On the late night of June 15, Arlene made landfall at the very west tip of Cuba, and collapsed convection around the eye ensued. Arlene was downgraded into a Tropical Depression, and was forecast to restrengthen and hit Punta Gorda as a weak tropical storm. However, Arlene entered in a region of warm waters and no wind shear, and Arlene was upgraded back into a tropical storm. A developing trough hindered Arlene from moving north, and Arlene slowed down to stationary for a few hours before finally recurving towards Florida. By this time, Arlene has winds of over 150 mph and 932 mbar. Arlene weakened into a Category 3 before hitting Florida with winds of 120 mph. Arlene moved north and weakened into a tropical depression before being declared a remnant low over Maryland. Hurricane Arlene caused $4.67 billion USD in damage and 45 deaths. The name was retired and was replaced with Aretha.
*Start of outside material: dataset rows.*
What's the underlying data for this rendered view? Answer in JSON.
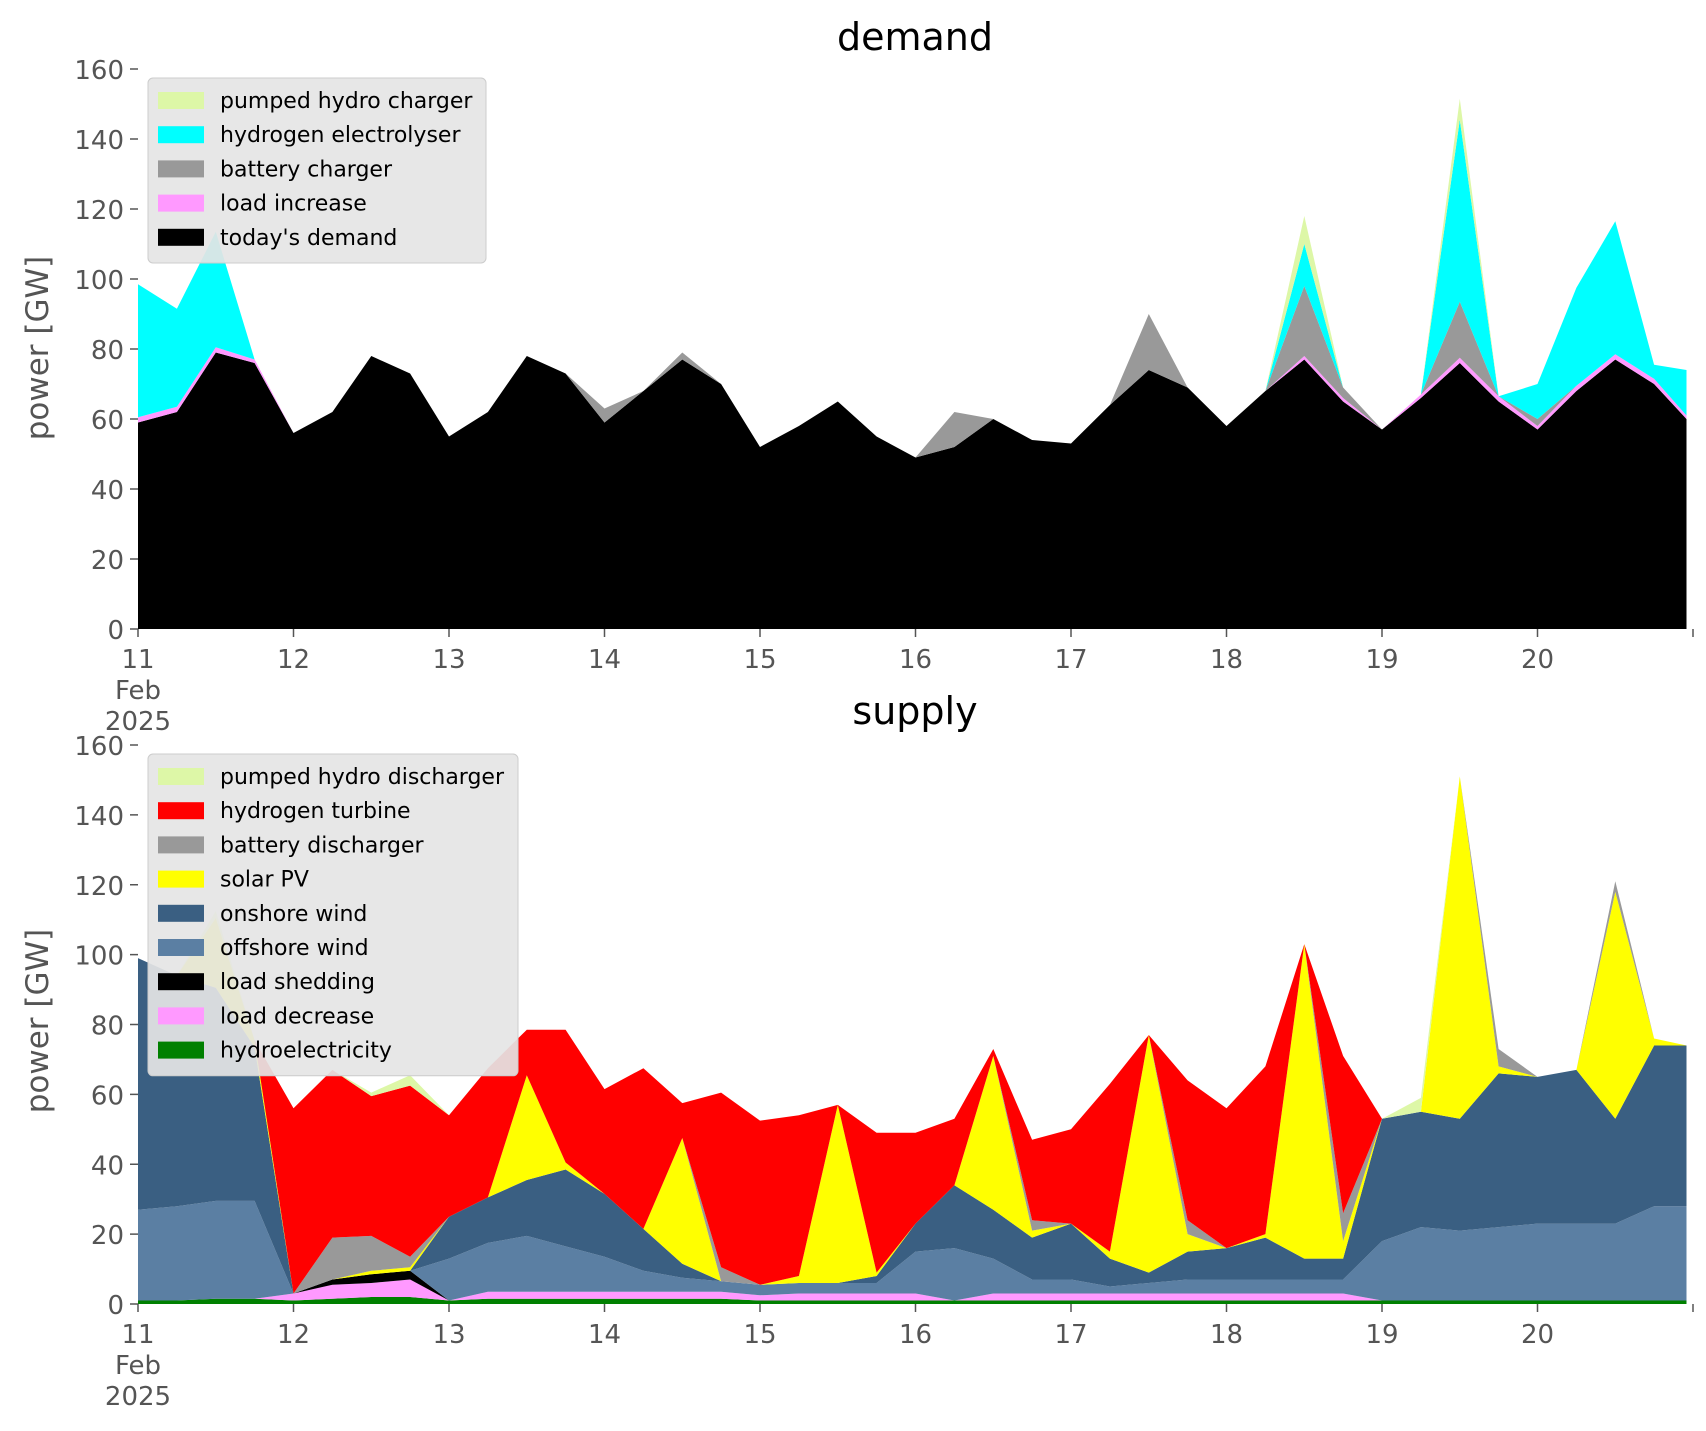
{
  "chart_data": [
    {
      "type": "area",
      "title": "demand",
      "ylabel": "power [GW]",
      "xlabel": "",
      "ylim": [
        0,
        160
      ],
      "xlim": [
        "2025-02-11",
        "2025-02-21"
      ],
      "yticks": [
        "0",
        "20",
        "40",
        "60",
        "80",
        "100",
        "120",
        "140",
        "160"
      ],
      "xticks": [
        {
          "x": "2025-02-11",
          "lines": [
            "11",
            "Feb",
            "2025"
          ]
        },
        {
          "x": "2025-02-12",
          "lines": [
            "12"
          ]
        },
        {
          "x": "2025-02-13",
          "lines": [
            "13"
          ]
        },
        {
          "x": "2025-02-14",
          "lines": [
            "14"
          ]
        },
        {
          "x": "2025-02-15",
          "lines": [
            "15"
          ]
        },
        {
          "x": "2025-02-16",
          "lines": [
            "16"
          ]
        },
        {
          "x": "2025-02-17",
          "lines": [
            "17"
          ]
        },
        {
          "x": "2025-02-18",
          "lines": [
            "18"
          ]
        },
        {
          "x": "2025-02-19",
          "lines": [
            "19"
          ]
        },
        {
          "x": "2025-02-20",
          "lines": [
            "20"
          ]
        },
        {
          "x": "2025-02-21",
          "lines": [
            ""
          ]
        }
      ],
      "grid": false,
      "stacked": true,
      "legend_position": "top-left",
      "x": [
        "2025-02-11 00:00",
        "2025-02-11 06:00",
        "2025-02-11 12:00",
        "2025-02-11 18:00",
        "2025-02-12 00:00",
        "2025-02-12 06:00",
        "2025-02-12 12:00",
        "2025-02-12 18:00",
        "2025-02-13 00:00",
        "2025-02-13 06:00",
        "2025-02-13 12:00",
        "2025-02-13 18:00",
        "2025-02-14 00:00",
        "2025-02-14 06:00",
        "2025-02-14 12:00",
        "2025-02-14 18:00",
        "2025-02-15 00:00",
        "2025-02-15 06:00",
        "2025-02-15 12:00",
        "2025-02-15 18:00",
        "2025-02-16 00:00",
        "2025-02-16 06:00",
        "2025-02-16 12:00",
        "2025-02-16 18:00",
        "2025-02-17 00:00",
        "2025-02-17 06:00",
        "2025-02-17 12:00",
        "2025-02-17 18:00",
        "2025-02-18 00:00",
        "2025-02-18 06:00",
        "2025-02-18 12:00",
        "2025-02-18 18:00",
        "2025-02-19 00:00",
        "2025-02-19 06:00",
        "2025-02-19 12:00",
        "2025-02-19 18:00",
        "2025-02-20 00:00",
        "2025-02-20 06:00",
        "2025-02-20 12:00",
        "2025-02-20 18:00",
        "2025-02-20 23:00"
      ],
      "series": [
        {
          "name": "today's demand",
          "color": "#000000",
          "values": [
            59,
            62,
            79,
            76,
            56,
            62,
            78,
            73,
            55,
            62,
            78,
            73,
            59,
            68,
            77,
            70,
            52,
            58,
            65,
            55,
            49,
            52,
            60,
            54,
            53,
            64,
            74,
            69,
            58,
            68,
            77,
            65,
            57,
            66,
            76,
            65,
            57,
            68,
            77,
            70,
            60
          ]
        },
        {
          "name": "load increase",
          "color": "#ff99ff",
          "values": [
            1.5,
            1.5,
            1.5,
            1,
            0,
            0,
            0,
            0,
            0,
            0,
            0,
            0,
            0,
            0,
            0,
            0,
            0,
            0,
            0,
            0,
            0,
            0,
            0,
            0,
            0,
            0,
            0,
            0,
            0,
            0,
            1,
            1,
            0,
            1,
            1.5,
            1.5,
            1,
            1.5,
            1.5,
            1.5,
            1
          ]
        },
        {
          "name": "battery charger",
          "color": "#999999",
          "values": [
            0,
            0,
            0,
            0,
            0,
            0,
            0,
            0,
            0,
            0,
            0,
            0,
            4,
            0,
            2,
            0,
            0,
            0,
            0,
            0,
            0,
            10,
            0,
            0,
            0,
            0,
            16,
            0,
            0,
            0,
            20,
            3,
            0,
            0,
            16,
            0,
            2,
            0,
            0,
            0,
            0
          ]
        },
        {
          "name": "hydrogen electrolyser",
          "color": "#00ffff",
          "values": [
            38,
            28,
            33,
            0,
            0,
            0,
            0,
            0,
            0,
            0,
            0,
            0,
            0,
            0,
            0,
            0,
            0,
            0,
            0,
            0,
            0,
            0,
            0,
            0,
            0,
            0,
            0,
            0,
            0,
            0,
            12,
            0,
            0,
            0,
            52,
            0,
            10,
            28,
            38,
            4,
            13
          ]
        },
        {
          "name": "pumped hydro charger",
          "color": "#ddf7a7",
          "values": [
            0,
            0,
            0,
            0,
            0,
            0,
            0,
            0,
            0,
            0,
            0,
            0,
            0,
            0,
            0,
            0,
            0,
            0,
            0,
            0,
            0,
            0,
            0,
            0,
            0,
            0,
            0,
            0,
            0,
            0,
            8,
            0,
            0,
            0,
            6,
            0,
            0,
            0,
            0,
            0,
            0
          ]
        }
      ]
    },
    {
      "type": "area",
      "title": "supply",
      "ylabel": "power [GW]",
      "xlabel": "",
      "ylim": [
        0,
        160
      ],
      "xlim": [
        "2025-02-11",
        "2025-02-21"
      ],
      "yticks": [
        "0",
        "20",
        "40",
        "60",
        "80",
        "100",
        "120",
        "140",
        "160"
      ],
      "xticks": [
        {
          "x": "2025-02-11",
          "lines": [
            "11",
            "Feb",
            "2025"
          ]
        },
        {
          "x": "2025-02-12",
          "lines": [
            "12"
          ]
        },
        {
          "x": "2025-02-13",
          "lines": [
            "13"
          ]
        },
        {
          "x": "2025-02-14",
          "lines": [
            "14"
          ]
        },
        {
          "x": "2025-02-15",
          "lines": [
            "15"
          ]
        },
        {
          "x": "2025-02-16",
          "lines": [
            "16"
          ]
        },
        {
          "x": "2025-02-17",
          "lines": [
            "17"
          ]
        },
        {
          "x": "2025-02-18",
          "lines": [
            "18"
          ]
        },
        {
          "x": "2025-02-19",
          "lines": [
            "19"
          ]
        },
        {
          "x": "2025-02-20",
          "lines": [
            "20"
          ]
        },
        {
          "x": "2025-02-21",
          "lines": [
            ""
          ]
        }
      ],
      "grid": false,
      "stacked": true,
      "legend_position": "top-left",
      "x": [
        "2025-02-11 00:00",
        "2025-02-11 06:00",
        "2025-02-11 12:00",
        "2025-02-11 18:00",
        "2025-02-12 00:00",
        "2025-02-12 06:00",
        "2025-02-12 12:00",
        "2025-02-12 18:00",
        "2025-02-13 00:00",
        "2025-02-13 06:00",
        "2025-02-13 12:00",
        "2025-02-13 18:00",
        "2025-02-14 00:00",
        "2025-02-14 06:00",
        "2025-02-14 12:00",
        "2025-02-14 18:00",
        "2025-02-15 00:00",
        "2025-02-15 06:00",
        "2025-02-15 12:00",
        "2025-02-15 18:00",
        "2025-02-16 00:00",
        "2025-02-16 06:00",
        "2025-02-16 12:00",
        "2025-02-16 18:00",
        "2025-02-17 00:00",
        "2025-02-17 06:00",
        "2025-02-17 12:00",
        "2025-02-17 18:00",
        "2025-02-18 00:00",
        "2025-02-18 06:00",
        "2025-02-18 12:00",
        "2025-02-18 18:00",
        "2025-02-19 00:00",
        "2025-02-19 06:00",
        "2025-02-19 12:00",
        "2025-02-19 18:00",
        "2025-02-20 00:00",
        "2025-02-20 06:00",
        "2025-02-20 12:00",
        "2025-02-20 18:00",
        "2025-02-20 23:00"
      ],
      "series": [
        {
          "name": "hydroelectricity",
          "color": "#008000",
          "values": [
            1,
            1,
            1.5,
            1.5,
            1,
            1.5,
            2,
            2,
            1,
            1.5,
            1.5,
            1.5,
            1.5,
            1.5,
            1.5,
            1.5,
            1,
            1,
            1,
            1,
            1,
            1,
            1,
            1,
            1,
            1,
            1,
            1,
            1,
            1,
            1,
            1,
            1,
            1,
            1,
            1,
            1,
            1,
            1,
            1,
            1
          ]
        },
        {
          "name": "load decrease",
          "color": "#ff99ff",
          "values": [
            0,
            0,
            0,
            0,
            2,
            4,
            4,
            5,
            0,
            2,
            2,
            2,
            2,
            2,
            2,
            2,
            1.5,
            2,
            2,
            2,
            2,
            0,
            2,
            2,
            2,
            2,
            2,
            2,
            2,
            2,
            2,
            2,
            0,
            0,
            0,
            0,
            0,
            0,
            0,
            0,
            0
          ]
        },
        {
          "name": "load shedding",
          "color": "#000000",
          "values": [
            0,
            0,
            0,
            0,
            0,
            1.5,
            2.5,
            2.5,
            0,
            0,
            0,
            0,
            0,
            0,
            0,
            0,
            0,
            0,
            0,
            0,
            0,
            0,
            0,
            0,
            0,
            0,
            0,
            0,
            0,
            0,
            0,
            0,
            0,
            0,
            0,
            0,
            0,
            0,
            0,
            0,
            0
          ]
        },
        {
          "name": "offshore wind",
          "color": "#5b7fa3",
          "values": [
            26,
            27,
            28,
            28,
            0,
            0,
            0,
            0,
            12,
            14,
            16,
            13,
            10,
            6,
            4,
            3,
            3,
            3,
            3,
            3,
            12,
            15,
            10,
            4,
            4,
            2,
            3,
            4,
            4,
            4,
            4,
            4,
            17,
            21,
            20,
            21,
            22,
            22,
            22,
            27,
            27
          ]
        },
        {
          "name": "onshore wind",
          "color": "#3a5f82",
          "values": [
            72,
            66,
            61,
            44,
            0,
            0,
            0,
            0,
            12,
            13,
            16,
            22,
            18,
            12,
            4,
            0,
            0,
            0,
            0,
            2,
            8,
            18,
            14,
            12,
            16,
            8,
            3,
            8,
            9,
            12,
            6,
            6,
            35,
            33,
            32,
            44,
            42,
            44,
            30,
            46,
            46
          ]
        },
        {
          "name": "solar PV",
          "color": "#ffff00",
          "values": [
            0,
            0,
            20,
            2,
            0,
            0,
            1,
            1,
            0,
            0,
            30,
            2,
            0,
            0,
            36,
            0,
            0,
            2,
            51,
            1,
            0,
            0,
            44,
            2,
            0,
            2,
            68,
            5,
            0,
            1,
            90,
            5,
            0,
            0,
            98,
            2,
            0,
            0,
            65,
            2,
            0
          ]
        },
        {
          "name": "battery discharger",
          "color": "#999999",
          "values": [
            0,
            0,
            0,
            0,
            0,
            12,
            10,
            3,
            0,
            0,
            0,
            0,
            0,
            0,
            0,
            4,
            0,
            0,
            0,
            0,
            0,
            0,
            0,
            3,
            0,
            0,
            0,
            4,
            0,
            0,
            0,
            8,
            0,
            0,
            0,
            5,
            0,
            0,
            3,
            0,
            0
          ]
        },
        {
          "name": "hydrogen turbine",
          "color": "#ff0000",
          "values": [
            0,
            0,
            0,
            0,
            53,
            48,
            40,
            49,
            29,
            37,
            13,
            38,
            30,
            46,
            10,
            50,
            47,
            46,
            0,
            40,
            26,
            19,
            2,
            23,
            27,
            48,
            0,
            40,
            40,
            48,
            0,
            45,
            0,
            0,
            0,
            0,
            0,
            0,
            0,
            0,
            0
          ]
        },
        {
          "name": "pumped hydro discharger",
          "color": "#ddf7a7",
          "values": [
            0,
            0,
            2,
            0,
            0,
            0,
            1,
            3,
            0,
            0,
            0,
            0,
            0,
            0,
            0,
            0,
            0,
            0,
            0,
            0,
            0,
            0,
            0,
            0,
            0,
            0,
            0,
            0,
            0,
            0,
            0,
            0,
            0,
            4,
            0,
            0,
            0,
            0,
            0,
            0,
            0
          ]
        }
      ]
    }
  ]
}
A tropical wave emerged off the coast of Africa on June 19. It continued to get more organized. By June 25 it became Tropical Depression Two while a few hundred miles east of the Leeward Islands. Over the next two days it slowly organized more. By June 27 it became a tropical storm and was named "Bret", continuing to strengthen it made landfall in the Leeward Islands as a 60 mph tropical storm on July 28. The next day it became a hurricane while approaching Haiti. However due to increasing westerly wind shear it weakened down to a tropical storm, it made landfall in Haiti as a 40 mph tropical storm on June 30, quickly dissipating.